Isolde still clutched his arm. Her lips pressed together in a thin line, and with narrowed eyes she studied the silver thread of light that pulsed between the leytouched on the slab and the suspended Arcaenum.
“I don’t think he is dead.”
Her voice shook, but when Felix glanced at her, he realised it was anger that caused it, not fear.
“This is how they did it. This is what binds the Arcaenum. The life force of a leytouched.” She swallowed hard. “This is what they plan to do to me.”
Felix reeled, staggering under the weight of the realisation. They weren’t just going to kill her. They were going to use her. To chain her to this place, to bind her to a god and drain her of everything she was. Until she was nothing but a husk, a breathing corpse.
Never. He would rather cut her throat himself.
If it comes to that… If there is no other way…
Had her father known? No. It was a coincidence. It had to be.
Isolde swept her gaze around the chamber. “All these slabs… Once there must have been many. But he is the last. The last leytouched to maintain this binding. Th at is why they need me, why Kaeloth made all this effort. They’re running out of time…” Her voice trailed off.

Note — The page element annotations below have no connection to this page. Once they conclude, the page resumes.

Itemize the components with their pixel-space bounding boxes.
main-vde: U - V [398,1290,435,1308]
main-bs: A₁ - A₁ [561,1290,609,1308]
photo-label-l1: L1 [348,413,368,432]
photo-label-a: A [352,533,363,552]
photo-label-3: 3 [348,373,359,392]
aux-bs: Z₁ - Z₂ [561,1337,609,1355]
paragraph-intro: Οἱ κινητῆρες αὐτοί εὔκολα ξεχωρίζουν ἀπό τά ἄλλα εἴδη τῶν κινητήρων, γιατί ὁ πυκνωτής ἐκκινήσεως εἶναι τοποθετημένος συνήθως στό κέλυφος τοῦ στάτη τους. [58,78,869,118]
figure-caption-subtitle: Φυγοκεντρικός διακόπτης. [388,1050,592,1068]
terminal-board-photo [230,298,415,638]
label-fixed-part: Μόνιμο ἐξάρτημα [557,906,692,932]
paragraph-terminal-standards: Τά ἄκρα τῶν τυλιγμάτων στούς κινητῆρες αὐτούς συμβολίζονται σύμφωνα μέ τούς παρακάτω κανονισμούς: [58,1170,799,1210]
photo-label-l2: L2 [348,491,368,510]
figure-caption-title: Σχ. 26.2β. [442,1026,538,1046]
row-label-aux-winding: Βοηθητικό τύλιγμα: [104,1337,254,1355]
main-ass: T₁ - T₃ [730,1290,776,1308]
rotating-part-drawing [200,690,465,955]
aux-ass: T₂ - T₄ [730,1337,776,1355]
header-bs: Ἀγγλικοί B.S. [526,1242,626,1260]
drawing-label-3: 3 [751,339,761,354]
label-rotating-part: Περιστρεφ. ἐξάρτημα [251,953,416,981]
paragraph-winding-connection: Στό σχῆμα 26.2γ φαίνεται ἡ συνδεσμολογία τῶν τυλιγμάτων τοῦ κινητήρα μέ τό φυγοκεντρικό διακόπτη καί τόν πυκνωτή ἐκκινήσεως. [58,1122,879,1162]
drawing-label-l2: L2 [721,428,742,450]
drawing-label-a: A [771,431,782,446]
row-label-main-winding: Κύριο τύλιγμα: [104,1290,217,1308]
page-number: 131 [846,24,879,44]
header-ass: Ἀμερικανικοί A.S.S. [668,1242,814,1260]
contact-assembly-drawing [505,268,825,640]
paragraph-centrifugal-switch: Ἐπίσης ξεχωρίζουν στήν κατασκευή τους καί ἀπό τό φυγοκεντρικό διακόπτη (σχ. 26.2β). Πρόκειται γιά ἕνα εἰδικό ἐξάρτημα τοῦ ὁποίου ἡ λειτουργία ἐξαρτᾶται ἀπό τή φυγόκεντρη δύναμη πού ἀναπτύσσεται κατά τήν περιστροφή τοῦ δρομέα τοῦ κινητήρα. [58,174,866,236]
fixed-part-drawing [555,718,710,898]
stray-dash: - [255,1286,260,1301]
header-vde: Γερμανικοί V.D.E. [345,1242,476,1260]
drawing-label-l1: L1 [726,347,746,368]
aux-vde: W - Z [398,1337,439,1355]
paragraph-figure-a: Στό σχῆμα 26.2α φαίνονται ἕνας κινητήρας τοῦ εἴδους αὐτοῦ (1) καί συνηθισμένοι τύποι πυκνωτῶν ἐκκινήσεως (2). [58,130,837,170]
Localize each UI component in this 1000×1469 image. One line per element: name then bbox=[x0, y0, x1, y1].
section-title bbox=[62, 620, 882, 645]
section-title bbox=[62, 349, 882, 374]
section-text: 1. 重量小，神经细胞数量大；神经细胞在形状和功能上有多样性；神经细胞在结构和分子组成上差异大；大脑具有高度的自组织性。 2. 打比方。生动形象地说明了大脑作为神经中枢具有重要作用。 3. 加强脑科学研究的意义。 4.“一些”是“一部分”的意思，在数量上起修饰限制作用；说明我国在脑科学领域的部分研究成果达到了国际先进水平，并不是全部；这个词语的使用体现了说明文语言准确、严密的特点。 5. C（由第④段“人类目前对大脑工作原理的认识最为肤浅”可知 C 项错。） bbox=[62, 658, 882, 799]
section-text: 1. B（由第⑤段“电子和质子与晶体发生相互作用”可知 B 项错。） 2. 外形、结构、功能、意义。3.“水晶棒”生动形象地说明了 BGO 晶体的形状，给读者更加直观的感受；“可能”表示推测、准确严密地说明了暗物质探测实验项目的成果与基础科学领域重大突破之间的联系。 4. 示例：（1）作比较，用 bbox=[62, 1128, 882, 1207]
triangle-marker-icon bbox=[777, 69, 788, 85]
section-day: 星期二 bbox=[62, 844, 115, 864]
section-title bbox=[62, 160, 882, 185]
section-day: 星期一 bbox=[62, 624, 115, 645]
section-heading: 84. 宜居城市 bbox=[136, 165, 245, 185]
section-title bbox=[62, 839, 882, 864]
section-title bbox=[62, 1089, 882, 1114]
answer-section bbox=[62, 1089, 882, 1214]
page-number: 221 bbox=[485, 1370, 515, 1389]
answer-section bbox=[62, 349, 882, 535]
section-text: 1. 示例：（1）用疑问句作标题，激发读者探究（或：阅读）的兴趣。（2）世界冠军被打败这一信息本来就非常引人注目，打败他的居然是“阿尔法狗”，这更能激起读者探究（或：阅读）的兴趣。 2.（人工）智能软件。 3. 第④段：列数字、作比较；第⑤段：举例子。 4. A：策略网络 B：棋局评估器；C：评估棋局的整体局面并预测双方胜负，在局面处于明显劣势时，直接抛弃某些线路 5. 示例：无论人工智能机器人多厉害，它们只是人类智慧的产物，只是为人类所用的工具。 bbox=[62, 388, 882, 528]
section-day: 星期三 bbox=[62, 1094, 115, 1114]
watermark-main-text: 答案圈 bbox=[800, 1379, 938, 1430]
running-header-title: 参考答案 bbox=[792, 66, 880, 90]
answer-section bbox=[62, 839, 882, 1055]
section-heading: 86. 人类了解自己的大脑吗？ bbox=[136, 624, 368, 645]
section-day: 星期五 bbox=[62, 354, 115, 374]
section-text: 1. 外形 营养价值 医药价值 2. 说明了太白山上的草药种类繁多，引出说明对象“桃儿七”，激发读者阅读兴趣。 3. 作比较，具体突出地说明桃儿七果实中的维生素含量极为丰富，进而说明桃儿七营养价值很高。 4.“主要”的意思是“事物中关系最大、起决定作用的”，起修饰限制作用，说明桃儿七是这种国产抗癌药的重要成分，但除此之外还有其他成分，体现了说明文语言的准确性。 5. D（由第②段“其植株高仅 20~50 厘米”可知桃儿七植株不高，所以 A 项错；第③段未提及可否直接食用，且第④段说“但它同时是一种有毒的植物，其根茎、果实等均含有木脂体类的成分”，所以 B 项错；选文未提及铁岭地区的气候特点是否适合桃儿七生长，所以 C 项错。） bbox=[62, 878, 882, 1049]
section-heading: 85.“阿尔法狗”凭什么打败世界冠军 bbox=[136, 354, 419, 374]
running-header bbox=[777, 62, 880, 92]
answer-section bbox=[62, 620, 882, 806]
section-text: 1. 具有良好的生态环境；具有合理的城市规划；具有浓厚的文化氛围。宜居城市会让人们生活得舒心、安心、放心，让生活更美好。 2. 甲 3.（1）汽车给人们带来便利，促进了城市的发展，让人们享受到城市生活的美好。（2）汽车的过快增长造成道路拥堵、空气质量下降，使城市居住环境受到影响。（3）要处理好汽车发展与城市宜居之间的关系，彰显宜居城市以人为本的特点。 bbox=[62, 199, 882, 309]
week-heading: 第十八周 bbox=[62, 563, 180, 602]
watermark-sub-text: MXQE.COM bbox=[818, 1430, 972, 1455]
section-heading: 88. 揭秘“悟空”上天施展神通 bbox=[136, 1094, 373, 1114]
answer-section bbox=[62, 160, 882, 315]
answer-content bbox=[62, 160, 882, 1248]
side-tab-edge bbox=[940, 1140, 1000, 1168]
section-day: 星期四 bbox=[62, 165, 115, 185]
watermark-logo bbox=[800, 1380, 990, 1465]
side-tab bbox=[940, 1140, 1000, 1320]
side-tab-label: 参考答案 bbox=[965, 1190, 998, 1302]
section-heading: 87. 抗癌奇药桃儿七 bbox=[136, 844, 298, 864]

A tiny sound, like the skittering of a mouse, broke the silence. Both of them jerked toward the slab. The leytouched stirred. A tremor ran through the frail body, fingers twitching against the stone.
The eyes snapped open. They were glowing blue, entirely consumed by magic. They no longer had pupils or irises, yet there was no doubt they were looking straight at Isolde. One skeletal hand slowly extended outward, reaching for her.
“Isa, don’t –”
Isolde ignored him. She took a step forward. Felix grabbed her arm. She startled, then tried to pull free.
“But you don’t know –”
She gritted her teeth and threw him her fiercest look.